In the past couple of months, I've begun to notice the occasional posting of 'comment spam' on my website. These have tended to include a short string of nonsense "mad-lib" style text, followed by a large number of offsite links. I currently utilize the tracker module to at least glance at every comment left on my website, so I eventually find this spam and manually delete it. However as the rate of this comment spam has increased, I've been looking for a better way to deal with it.

Not wanting to re-invent the wheel, I began by looking at Spamassassin and other free anti-spam tools. I had hoped to integrate one of these tools into Drupal, letting it do the actual work of deciding whether or not a given comment was spam. With further research, I found that this wasn't very workable as these anti-spam tools tended to be very mail-centric, looking at more than just the body of the email. Instead, I read up on using Bayesian logic, and ultimately decided it would be best to write a simple Bayesian filter in PHP.

Spam module
Thus, last weekend the spam.module was born. Based on Paul Graham's papers on the subject, it breaks each new comment into words, finding those that are the "most interesting", which means those that are most likely spam or most likely not spam. Using the selected words, it calculates the probability of whether or not the new comment is spam. For words that have a high probability of being spam, special actions can be taken (such as preventing the comment from being viewed).

Bayesian logic, how it works
In the beginning, the module does not know what is spam and what is not spam. In the default configuration, it will assume that all words it has not seen before have a 40% chance of being spam. Based on this assumption, all comments it sees will be considered non-spam. It is up to the site administrators to "teach" the module when a comment was actually spam, by clicking a link at the bottom of the comment that reads "mark as spam". At this point, the occurance of all words in the spam comment will be counted and stored in a "spam" database table. Should the module mistakingly label a valid comment as spam, the administrator will need to click "mark as not spam", and the words from that comment will be counted and stored in a separate "nonspam" table.

When the module sees that either the "spam" or "non-spam" tables have changed, it will recalculate the probability of every word in these tables being spam or non-spam, storing these probabilities in a third "spam-probability" database table. It is against this third table that all new comments are weighed to determine whether or not they are most likely spam.

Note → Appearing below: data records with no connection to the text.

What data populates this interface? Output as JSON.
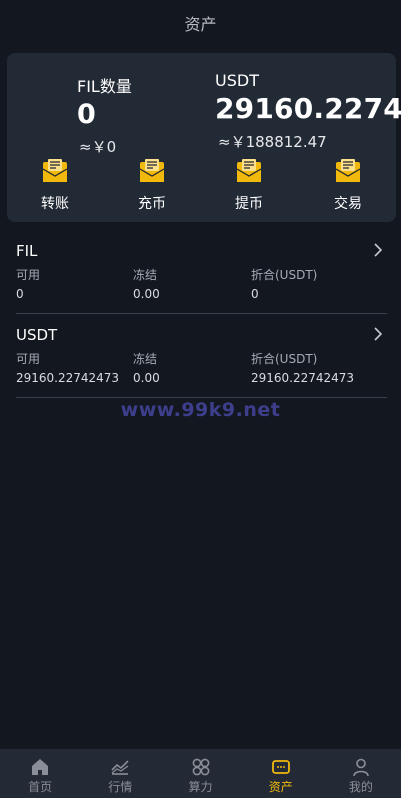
{
  "header": {
    "title": "资产"
  },
  "summary": {
    "fil": {
      "label": "FIL数量",
      "amount": "0",
      "cny": "≈￥0"
    },
    "usdt": {
      "label": "USDT",
      "amount": "29160.2274",
      "cny": "≈￥188812.47"
    }
  },
  "actions": [
    {
      "label": "转账",
      "icon": "envelope-icon"
    },
    {
      "label": "充币",
      "icon": "envelope-icon"
    },
    {
      "label": "提币",
      "icon": "envelope-icon"
    },
    {
      "label": "交易",
      "icon": "envelope-icon"
    }
  ],
  "assets": [
    {
      "name": "FIL",
      "available_label": "可用",
      "available": "0",
      "frozen_label": "冻结",
      "frozen": "0.00",
      "converted_label": "折合(USDT)",
      "converted": "0"
    },
    {
      "name": "USDT",
      "available_label": "可用",
      "available": "29160.22742473",
      "frozen_label": "冻结",
      "frozen": "0.00",
      "converted_label": "折合(USDT)",
      "converted": "29160.22742473"
    }
  ],
  "watermark": "www.99k9.net",
  "tabbar": [
    {
      "label": "首页",
      "icon": "home-icon"
    },
    {
      "label": "行情",
      "icon": "chart-icon"
    },
    {
      "label": "算力",
      "icon": "hashrate-icon"
    },
    {
      "label": "资产",
      "icon": "wallet-icon",
      "active": true
    },
    {
      "label": "我的",
      "icon": "user-icon"
    }
  ],
  "colors": {
    "background": "#131720",
    "card": "#222a36",
    "accent": "#f0b90b",
    "tabbar": "#232a35"
  }
}
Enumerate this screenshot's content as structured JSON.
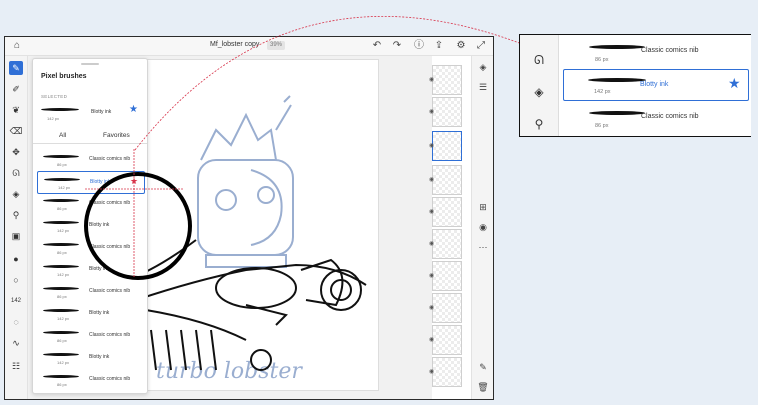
{
  "app": {
    "title": "Mf_lobster copy",
    "zoom": "39%"
  },
  "panel": {
    "title": "Pixel brushes",
    "selected_label": "SELECTED",
    "selected": {
      "name": "Blotty ink",
      "size": "142 px"
    },
    "tabs": [
      "All",
      "Favorites"
    ],
    "brushes": [
      {
        "name": "Classic comics nib",
        "size": "86 px"
      },
      {
        "name": "Blotty ink",
        "size": "142 px"
      },
      {
        "name": "Classic comics nib",
        "size": "86 px"
      },
      {
        "name": "Blotty ink",
        "size": "142 px"
      },
      {
        "name": "Classic comics nib",
        "size": "86 px"
      },
      {
        "name": "Blotty ink",
        "size": "142 px"
      },
      {
        "name": "Classic comics nib",
        "size": "86 px"
      },
      {
        "name": "Blotty ink",
        "size": "142 px"
      },
      {
        "name": "Classic comics nib",
        "size": "86 px"
      },
      {
        "name": "Blotty ink",
        "size": "142 px"
      },
      {
        "name": "Classic comics nib",
        "size": "86 px"
      }
    ]
  },
  "tool_value": "142",
  "canvas_text": "turbo lobster",
  "callout": {
    "items": [
      {
        "name": "Classic comics nib",
        "size": "86 px"
      },
      {
        "name": "Blotty ink",
        "size": "142 px"
      },
      {
        "name": "Classic comics nib",
        "size": "86 px"
      }
    ]
  },
  "colors": {
    "accent": "#2f6fd6",
    "guide": "#d8344a",
    "sketch": "#9aaed0"
  },
  "icons": [
    "home-icon",
    "undo-icon",
    "redo-icon",
    "help-icon",
    "share-icon",
    "settings-icon",
    "fullscreen-icon",
    "brush-icon",
    "smudge-icon",
    "eraser-icon",
    "transform-icon",
    "lasso-icon",
    "fill-icon",
    "eyedropper-icon",
    "image-icon",
    "layers-icon",
    "eye-icon",
    "more-icon",
    "star-icon"
  ]
}
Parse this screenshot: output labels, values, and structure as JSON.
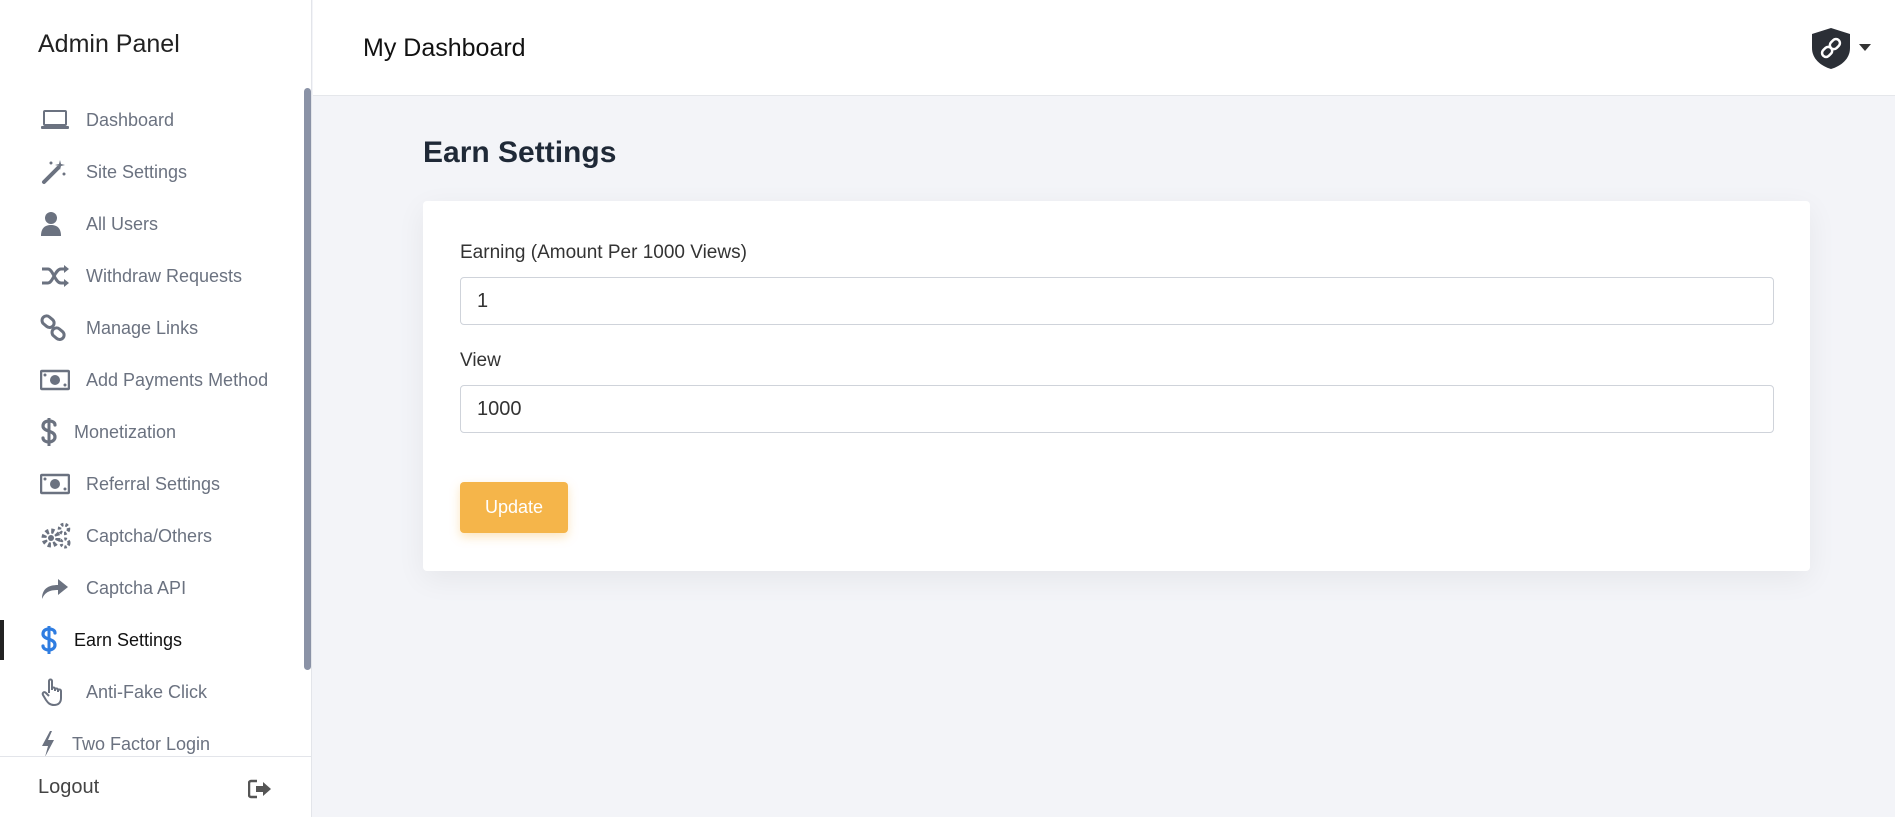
{
  "sidebar": {
    "brand": "Admin Panel",
    "items": [
      {
        "label": "Dashboard",
        "icon": "laptop-icon"
      },
      {
        "label": "Site Settings",
        "icon": "magic-wand-icon"
      },
      {
        "label": "All Users",
        "icon": "user-icon"
      },
      {
        "label": "Withdraw Requests",
        "icon": "shuffle-icon"
      },
      {
        "label": "Manage Links",
        "icon": "link-icon"
      },
      {
        "label": "Add Payments Method",
        "icon": "money-bill-icon"
      },
      {
        "label": "Monetization",
        "icon": "dollar-icon"
      },
      {
        "label": "Referral Settings",
        "icon": "money-bill-icon"
      },
      {
        "label": "Captcha/Others",
        "icon": "gears-icon"
      },
      {
        "label": "Captcha API",
        "icon": "share-arrow-icon"
      },
      {
        "label": "Earn Settings",
        "icon": "dollar-icon",
        "active": true
      },
      {
        "label": "Anti-Fake Click",
        "icon": "hand-pointer-icon"
      },
      {
        "label": "Two Factor Login",
        "icon": "bolt-icon"
      }
    ],
    "logout_label": "Logout",
    "logout_icon": "sign-out-icon"
  },
  "header": {
    "title": "My Dashboard",
    "avatar_icon": "shield-link-icon"
  },
  "main": {
    "page_title": "Earn Settings",
    "form": {
      "earning_label": "Earning (Amount Per 1000 Views)",
      "earning_value": "1",
      "view_label": "View",
      "view_value": "1000",
      "update_label": "Update"
    }
  },
  "colors": {
    "accent": "#f5b54a",
    "active_icon": "#2f7de1",
    "icon_gray": "#6b7280",
    "background": "#f3f4f8"
  }
}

By default, the module operates in TOE mode, or Train On Error mode. That is, if it correctly labels a comment as spam or non-spam, it doesn't learn from the comment. Only if it makes a mistake which an admin then manually corrects will it add the comment's words into the appropriate database table for calculating new probabilities. Alternatively, the module can operate in in TEFT mode, or Train Everything mode. This is also known as "auto-learn" mode, as it will store away words from all comments that it sees to try and fine tune its probability tables. While both modes are supported, research seems to favor TOE as ultimately being more reliable.

As spam comments are still relatively rare, it will probably take a very long time to train the Bayesian logic to properly catch most spam. It is doubtful that you have a large pool of spam-comments to draw from, meaning you will simply have to train as you go (another reason that TOE mode is well-suited). That said, it is probably only a matter of time before spam comments become a regular nuisance, at which time training the filter won't take nearly as long.

Plans for the module, looking for feedback
At this time, the spam.module is in early development. In particular, while the underlying logic is believed to be fully functional it has not been optimized for best performance, the administrative interface used to control the module is still rough, and the module doesn't actually take any actions when it detects spam. That said, none of these are difficult obstacles, so I expect to have a fully functional and useful module in the near future.

The purpose of this article is to generate some feedback. I have a number of ideas, but would be interested in hearing more from others that have also thought about this problem, or have perhaps already begun to try and tackle the problem.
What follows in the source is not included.